Que visiter à Hong Kong en 4 jours : notre voyage d’automne en couple, entre gratte‑ciels et nature.
Quatre jours d’automne à Hong Kong : dans quelles conditions on est partis
Quand l’idée de passer 4 jours à Hong Kong s’est imposée, ce n’était pas pour « tout voir », mais pour comprendre que visiter à Hong Kong en si peu de temps pour vraiment sentir la ville en plein automne avant de reprendre le fil du quotidien. Novembre promettait des températures douces, moins d’humidité que l’été et des soirées où l’on pouvait se balader sans étouffer, alors on a calé le voyage sur cette fenêtre-là. L’arrivée à l’aéroport international de Hong Kong, la ligne de l’Airport Express qui file entre collines et tours, puis la première marche jusqu’au front de mer ont donné le ton : tout allait très vite, mais avec une étonnante facilité pour se repérer.

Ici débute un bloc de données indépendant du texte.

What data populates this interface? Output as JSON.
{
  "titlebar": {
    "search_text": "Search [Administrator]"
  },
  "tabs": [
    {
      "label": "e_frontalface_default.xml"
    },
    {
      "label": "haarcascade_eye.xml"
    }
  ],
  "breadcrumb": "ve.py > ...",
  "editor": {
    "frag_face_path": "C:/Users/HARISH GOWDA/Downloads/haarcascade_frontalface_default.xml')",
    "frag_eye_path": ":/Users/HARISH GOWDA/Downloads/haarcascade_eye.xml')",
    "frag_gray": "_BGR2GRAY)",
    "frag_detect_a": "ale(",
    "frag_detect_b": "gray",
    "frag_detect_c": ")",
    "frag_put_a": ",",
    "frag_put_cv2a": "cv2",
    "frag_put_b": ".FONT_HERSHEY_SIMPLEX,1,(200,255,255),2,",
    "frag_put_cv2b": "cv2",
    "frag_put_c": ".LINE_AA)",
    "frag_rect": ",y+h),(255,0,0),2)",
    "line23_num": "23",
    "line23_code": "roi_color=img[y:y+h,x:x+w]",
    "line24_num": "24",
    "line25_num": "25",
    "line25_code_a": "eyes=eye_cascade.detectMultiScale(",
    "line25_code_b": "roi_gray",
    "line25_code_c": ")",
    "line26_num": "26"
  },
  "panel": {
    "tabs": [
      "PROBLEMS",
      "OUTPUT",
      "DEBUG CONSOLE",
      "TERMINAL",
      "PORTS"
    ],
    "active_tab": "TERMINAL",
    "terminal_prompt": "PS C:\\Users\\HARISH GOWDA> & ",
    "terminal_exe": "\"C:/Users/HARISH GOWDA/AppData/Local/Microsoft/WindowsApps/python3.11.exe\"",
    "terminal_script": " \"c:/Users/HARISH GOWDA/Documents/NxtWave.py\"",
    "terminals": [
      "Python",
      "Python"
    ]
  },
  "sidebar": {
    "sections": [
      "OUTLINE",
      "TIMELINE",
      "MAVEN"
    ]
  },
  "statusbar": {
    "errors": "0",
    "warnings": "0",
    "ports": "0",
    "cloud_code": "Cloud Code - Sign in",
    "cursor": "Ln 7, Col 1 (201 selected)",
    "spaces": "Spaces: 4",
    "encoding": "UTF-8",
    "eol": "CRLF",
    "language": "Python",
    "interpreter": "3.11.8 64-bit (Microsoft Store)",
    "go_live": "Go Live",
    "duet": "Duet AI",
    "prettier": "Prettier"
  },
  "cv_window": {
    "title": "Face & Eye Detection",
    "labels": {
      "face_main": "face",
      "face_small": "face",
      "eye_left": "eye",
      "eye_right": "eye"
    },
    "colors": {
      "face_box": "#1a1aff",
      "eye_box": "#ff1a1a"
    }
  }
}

Sur place, on a choisi un point de chute simple et central, à distance de marche du métro (MTR) et du Star Ferry pour traverser la baie sans y penser. Pas de marathon de visites : plutôt des journées construites autour de quelques lieux forts; la promenade de Tsim Sha Tsui, Victoria Peak, l’île de Lantau, les marchés de Kowloon, en acceptant de laisser de côté des « incontournables » pour garder du temps mort. L’objectif était clair : voir si un court séjour d’automne, en couple, permettait vraiment de se connecter à Hong Kong, entre énergie des quartiers et parenthèses de nature.
Ce que tu trouveras dans cet itinéraire de 4 jours
- Des scènes concrètes : arrival en soirée sur la baie, brume au Victoria Peak, foules de Mong Kok.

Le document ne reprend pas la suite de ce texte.